Effective Kubernetes troubleshooting: from telemetry to team dynamics
This interview discusses advanced strategies for debugging, team management, and testing in modern cloud-native environments.
In this interview, Adnan Rahić, Staff Developer Advocate at Tracetest, discusses:
The importance of quality telemetry in troubleshooting, emphasizing OpenTelemetry as the gold standard for tracing, logging, and metrics in complex systems.
Effective team structure for Kubernetes environments, advocating for specialized roles within platform teams to enhance developer experience and system reliability.
The need for improved observability in testing, particularly for distributed and event-driven architectures, to reduce time-to-resolution for test failures.
Relevant links
Transcription
Bart: Alex spent several weeks troubleshooting an issue with Kubernetes, which required the team to explore the kernel code. He stressed the importance of learning while troubleshooting.

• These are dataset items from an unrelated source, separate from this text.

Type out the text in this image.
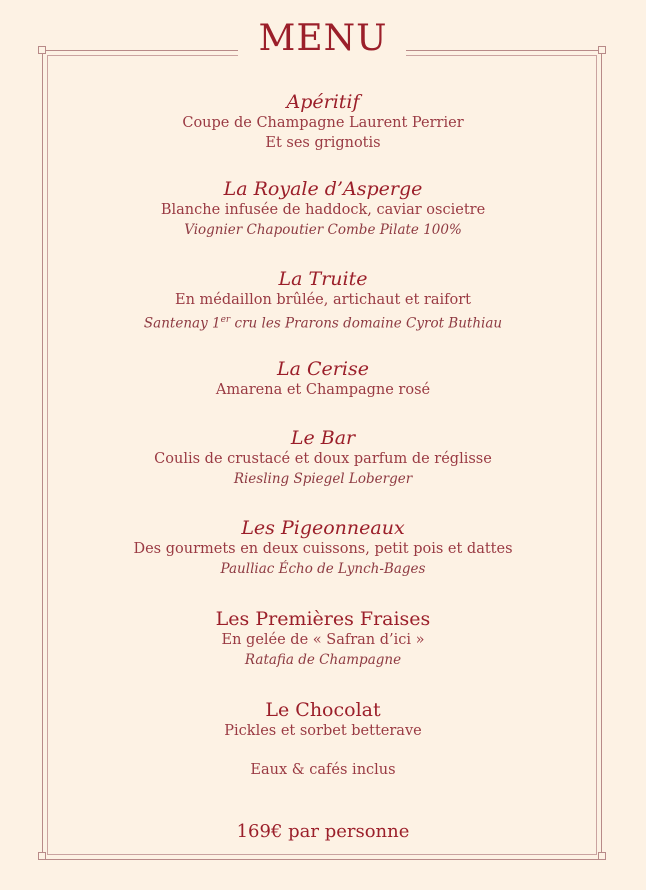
MENU
Apéritif
Coupe de Champagne Laurent Perrier
Et ses grignotis
La Royale d’Asperge
Blanche infusée de haddock, caviar oscietre
Viognier Chapoutier Combe Pilate 100%
La Truite
En médaillon brûlée, artichaut et raifort
Santenay 1er cru les Prarons domaine Cyrot Buthiau
La Cerise
Amarena et Champagne rosé
Le Bar
Coulis de crustacé et doux parfum de réglisse
Riesling Spiegel Loberger
Les Pigeonneaux
Des gourmets en deux cuissons, petit pois et dattes
Paulliac Écho de Lynch-Bages
Les Premières Fraises
En gelée de « Safran d’ici »
Ratafia de Champagne
Le Chocolat
Pickles et sorbet betterave
Eaux & cafés inclus
169€ par personne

Is there any practical advice you learned during the years regarding debugging?
Adnan: First, you need to have a quality telemetry setup to know exactly what's happening within your system. OpenTelemetry is the golden standard for this, and having a set standard with quality telemetry in your code, instrumented properly, will significantly help with after-the-fact troubleshooting. Whenever you're paged or need to quickly fix something, you need detailed data on what went wrong. OpenTelemetry is the best tool for this, primarily because of its Tracing aspect, which is the best on the market today. With the recent addition of Logs and Metrics support, particularly log support, which has reached a stable state, it's now a one-size-fits-all tool that doesn't cut corners.
Having a set process within your team is also crucial. This includes tying issues to certain teams and having a pipeline to assign tasks to specific developers. This approach eliminates the blame game, where team members argue about who is responsible for an issue. With a set process and a way to test what went wrong, how it went wrong, and who should fix it, you can resolve issues quickly.
Bart: Bob Wise has been with Kubernetes since the beginning, and he mentions how one of the biggest challenges around Kubernetes is about how people are managed. What do you think about that?
Adnan: I would say the structure of a team has to be laid out where everybody specializing in one certain area should be highly focused on that area. Let's say you have a Platform team. Usually, platform teams have SREs, developers, and QAs - a mix of everything. The team itself isn't focused on the product, but rather on developer experience, reliability, performance, and the quality of the code and features the product team can generate. I think that if you can specialize a team within the team itself, where one part of the team is working only on performance, you can set up Profiling tools and Observability tools for that end. Then, you also have other parts of the team that focus on cost, making sure the infrastructure cost is as low as possible, and they focus only on that. Having a clear structure in your team, knowing who's best at what, allows for further specialization and makes it easier for everybody to collaborate.
Bart: What's the biggest mistake that people are making regarding testing?
Adnan: The biggest mistake people are making is that they don't have enough insight into what went wrong in the test. It's usually a test failure, and then they have to figure it out. This needs to change. We need to have a quicker time to resolution with what exactly went wrong within the test, because we're not testing monoliths anymore. We have microservices, serverless, cloud-native, and a bunch of different architectures that are highly distributed and event-driven. You never really know what went wrong; you just know something broke, and then you're spending an hour or even days trying to figure out why it happened. So, we need to get better observability within the test results themselves.